If we have that same cat.jpg
file locally, we can test our function like so:
def b64_image(path: str) -> str:
with open(path, "rb") as f:
return base64.b64encode(f.read()).decode()
response = prompt_llava(b64_image("cat.jpg"), "How many cats are in the image?")
print(response)
Finally, the code to deploy the model is the same:
mb.deploy(prompt_llava,
extra_files=["llava-hf"],
python_packages=["bitsandbytes==0.43.1", "accelerate==0.30.1"],
setup="load_model",
require_gpu=True)
And to call the model using Modelbit's Python API, the code would be:
response = mb.get_inference(deployment="prompt_llava",
workspace="<YOUR_WORKSPACE>",
region="<YOUR_REGION>",
data=[b64_image("cat.jpg"), "How many cats are in the image?"])
print(response)
Deploying a larger version
If you can get an A100 from Colab, you can build a larger (non-quantized) version of the model and deploy that to Modelbit!
To do so, simply remove load_in_8bit=True
in your from_pretrained
calls. Since quantized models automatically load into CUDA but default models do not, you'll also need to add .to("cuda")
to your model construction. Here's the new setup
definition:
with modelbit.setup(name="load_model"):
model = LlavaForConditionalGeneration.from_pretrained("./llava-hf", local_files_only=True).to("cuda")
processor = AutoProcessor.from_pretrained("./llava-hf", local_files_only=True)

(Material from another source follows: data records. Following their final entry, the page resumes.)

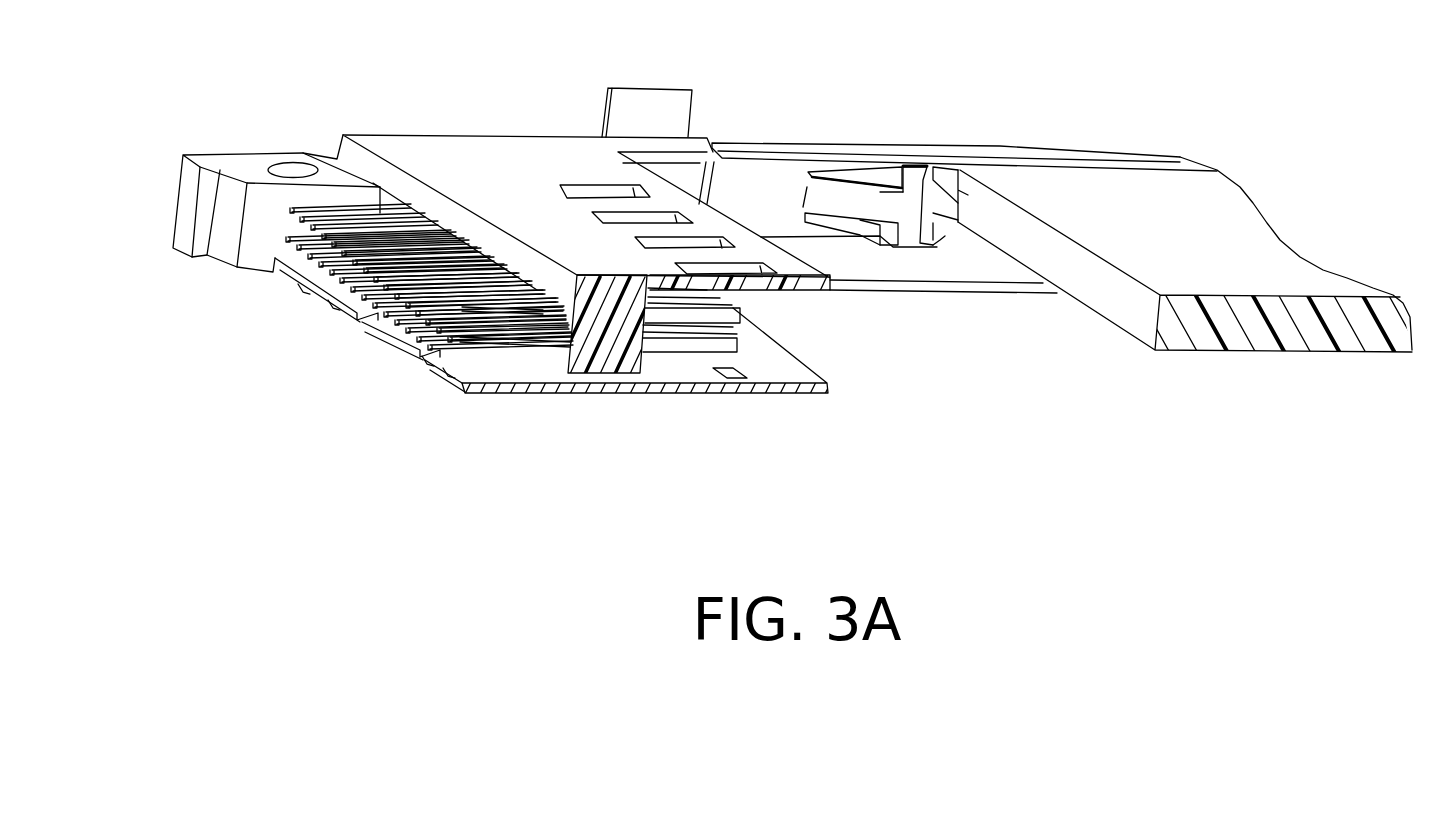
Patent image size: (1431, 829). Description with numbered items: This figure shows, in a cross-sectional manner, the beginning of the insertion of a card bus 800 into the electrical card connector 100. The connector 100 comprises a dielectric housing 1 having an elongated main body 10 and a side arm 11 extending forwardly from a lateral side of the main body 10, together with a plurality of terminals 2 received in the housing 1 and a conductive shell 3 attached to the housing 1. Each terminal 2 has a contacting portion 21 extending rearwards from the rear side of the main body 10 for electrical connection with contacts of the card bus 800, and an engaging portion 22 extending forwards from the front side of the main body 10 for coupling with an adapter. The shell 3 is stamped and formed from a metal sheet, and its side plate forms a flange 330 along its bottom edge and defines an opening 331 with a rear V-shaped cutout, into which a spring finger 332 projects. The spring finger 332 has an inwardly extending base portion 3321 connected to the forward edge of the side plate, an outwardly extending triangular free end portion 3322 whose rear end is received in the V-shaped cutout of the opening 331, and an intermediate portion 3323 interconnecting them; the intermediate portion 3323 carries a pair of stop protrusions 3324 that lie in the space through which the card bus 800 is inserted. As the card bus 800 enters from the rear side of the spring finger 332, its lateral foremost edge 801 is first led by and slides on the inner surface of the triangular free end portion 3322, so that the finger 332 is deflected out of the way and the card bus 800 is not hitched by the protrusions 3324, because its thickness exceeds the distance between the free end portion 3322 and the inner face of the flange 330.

The electrical card connector 100 is at (458, 112).
The dielectric housing 1 is at (612, 335).
The main body 10 is at (400, 147).
The side arm 11 is at (187, 207).
The terminal 2 is at (353, 278).
The contacting portion 21 is at (720, 343).
The engaging portion 22 is at (485, 335).
The conductive shell 3 is at (1100, 152).
The flange 330 is at (1137, 155).
The opening 331 is at (815, 172).
The spring finger 332 is at (837, 198).
The base portion 3321 is at (873, 210).
The triangular free end portion 3322 is at (937, 207).
The intermediate portion 3323 is at (918, 192).
The stop protrusion 3324 is at (938, 205).
The card bus 800 is at (1226, 380).
The lateral foremost edge 801 is at (960, 170).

The inference function is unchanged. Finally, when deploying, make sure you specify a large enough GPU:
mb.deploy(prompt_llava,
extra_files=["llava-hf"],
setup="load_model",
require_gpu="A10G")
No need for accelerate
or bitsandbytes
since we're no longer quantizing.
You can now call your LLaVa model from its production REST endpoint!